Distinguendo in base alla testa, si hanno fondamentalmente
tre tipi di bastone: i legni, i ferri ed il putt (anche se ultimamente
le industrie produttrici di bastoni hanno iniziato ad inventare
degli ibridi).
I
legni portano questo nome perché fino ai primi anni '80
erano fatti in legno, mentre al giorno d'oggi sono prodotti in leghe
metalliche (in particolar modo titanio, acciaio e tungsteno). I
legni si usano per i colpi più lunghi, hanno più o
meno la forma di un uovo tagliato per il lungo; il lato piatto è
detto "faccia", è solcato da scanalature parallele
ed ha un'inclinazione rispetto al terreno (il "loft")

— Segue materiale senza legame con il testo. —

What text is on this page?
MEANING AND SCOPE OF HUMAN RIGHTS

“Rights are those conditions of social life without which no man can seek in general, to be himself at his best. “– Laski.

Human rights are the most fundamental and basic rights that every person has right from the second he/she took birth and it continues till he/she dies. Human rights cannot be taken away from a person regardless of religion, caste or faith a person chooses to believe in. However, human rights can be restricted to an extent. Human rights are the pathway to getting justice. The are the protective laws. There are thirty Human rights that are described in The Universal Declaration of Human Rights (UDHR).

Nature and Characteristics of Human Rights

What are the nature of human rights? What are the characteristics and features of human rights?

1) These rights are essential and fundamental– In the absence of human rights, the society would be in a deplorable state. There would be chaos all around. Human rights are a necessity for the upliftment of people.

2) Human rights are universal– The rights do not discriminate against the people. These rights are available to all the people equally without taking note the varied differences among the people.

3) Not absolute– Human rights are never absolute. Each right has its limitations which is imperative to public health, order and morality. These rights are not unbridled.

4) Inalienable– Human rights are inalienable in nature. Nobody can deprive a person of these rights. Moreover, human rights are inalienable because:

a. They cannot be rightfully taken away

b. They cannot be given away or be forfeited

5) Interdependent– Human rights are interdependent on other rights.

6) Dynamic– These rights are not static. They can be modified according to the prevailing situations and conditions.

tanto più perpendicolare tanto più il legno deve essere
potente. I legni sono contraddistinti da un numero; più basso
è il numero più potente è il legno. Il legno
1 è comunemente detto "drive", ha un loft che va
mediamente dai 6° ai 12° e lo shaft particolarmente lungo.
Il drive si usa quasi esclusivamente dal tee, quando è necessario
ottenere la massima distanza a discapito della precisione. Il giocatore
medio tira il drive a 230 metri di distanza, mentre i professionisti
più potenti superano i 300 metri. Oltre al drive. sono diffusi
i legni 3, 4, 5 e 7, con loft e lunghezza dello shaft decrescenti.

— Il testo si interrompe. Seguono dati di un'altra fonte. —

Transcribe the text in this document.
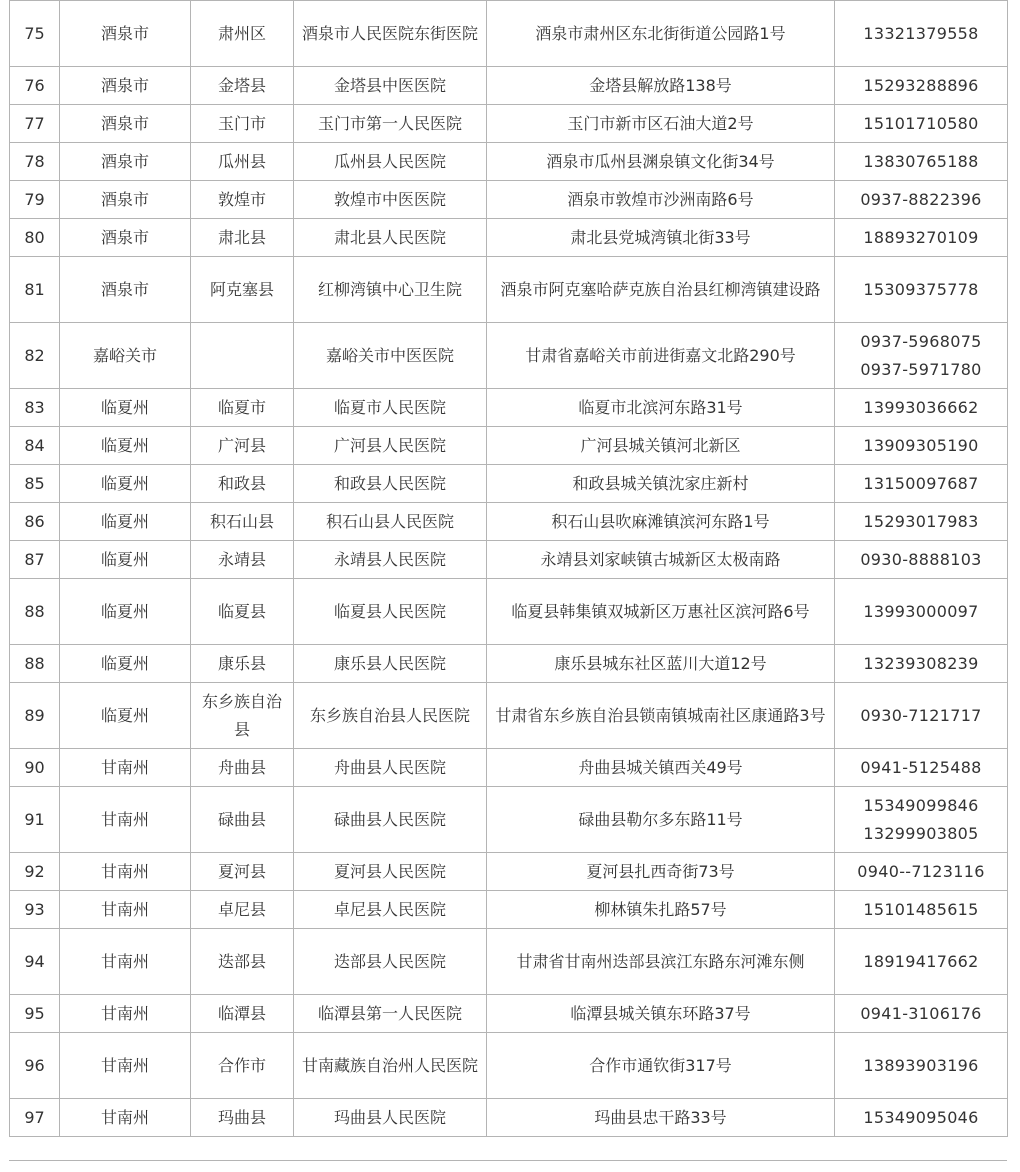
75	酒泉市	肃州区	酒泉市人民医院东街医院	酒泉市肃州区东北街街道公园路1号	13321379558

76	酒泉市	金塔县	金塔县中医医院	金塔县解放路138号	15293288896

77	酒泉市	玉门市	玉门市第一人民医院	玉门市新市区石油大道2号	15101710580

78	酒泉市	瓜州县	瓜州县人民医院	酒泉市瓜州县渊泉镇文化街34号	13830765188

79	酒泉市	敦煌市	敦煌市中医医院	酒泉市敦煌市沙洲南路6号	0937-8822396

80	酒泉市	肃北县	肃北县人民医院	肃北县党城湾镇北街33号	18893270109

81	酒泉市	阿克塞县	红柳湾镇中心卫生院	酒泉市阿克塞哈萨克族自治县红柳湾镇建设路	15309375778

82	嘉峪关市		嘉峪关市中医医院	甘肃省嘉峪关市前进街嘉文北路290号	0937-5968075
0937-5971780

83	临夏州	临夏市	临夏市人民医院	临夏市北滨河东路31号	13993036662

84	临夏州	广河县	广河县人民医院	广河县城关镇河北新区	13909305190

85	临夏州	和政县	和政县人民医院	和政县城关镇沈家庄新村	13150097687

86	临夏州	积石山县	积石山县人民医院	积石山县吹麻滩镇滨河东路1号	15293017983

87	临夏州	永靖县	永靖县人民医院	永靖县刘家峡镇古城新区太极南路	0930-8888103

88	临夏州	临夏县	临夏县人民医院	临夏县韩集镇双城新区万惠社区滨河路6号	13993000097

88	临夏州	康乐县	康乐县人民医院	康乐县城东社区蓝川大道12号	13239308239

89	临夏州	东乡族自治县	东乡族自治县人民医院	甘肃省东乡族自治县锁南镇城南社区康通路3号	0930-7121717

90	甘南州	舟曲县	舟曲县人民医院	舟曲县城关镇西关49号	0941-5125488

91	甘南州	碌曲县	碌曲县人民医院	碌曲县勒尔多东路11号	15349099846
13299903805

92	甘南州	夏河县	夏河县人民医院	夏河县扎西奇街73号	0940--7123116

93	甘南州	卓尼县	卓尼县人民医院	柳林镇朱扎路57号	15101485615

94	甘南州	迭部县	迭部县人民医院	甘肃省甘南州迭部县滨江东路东河滩东侧	18919417662

95	甘南州	临潭县	临潭县第一人民医院	临潭县城关镇东环路37号	0941-3106176

96	甘南州	合作市	甘南藏族自治州人民医院	合作市通钦街317号	13893903196

97	甘南州	玛曲县	玛曲县人民医院	玛曲县忠干路33号	15349095046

Il prezzo per un legno nuovo va dai 100 euro per i modelli più
scadenti agli 850 euro per i modelli di punta.
Le principali case produttrici sono: Adams,
Callaway,
Cleveland,
Honma, Mizuno,
Orlimar, Ping,
Taylor Made,
Titleist,
Wilson
e Yonex.
Qui sotto tre dei legni di punta sul mercato: il drive Callaway
ERC II, il drive Titleist 975D, ed il legno da terra Taylor Made
Supersteel.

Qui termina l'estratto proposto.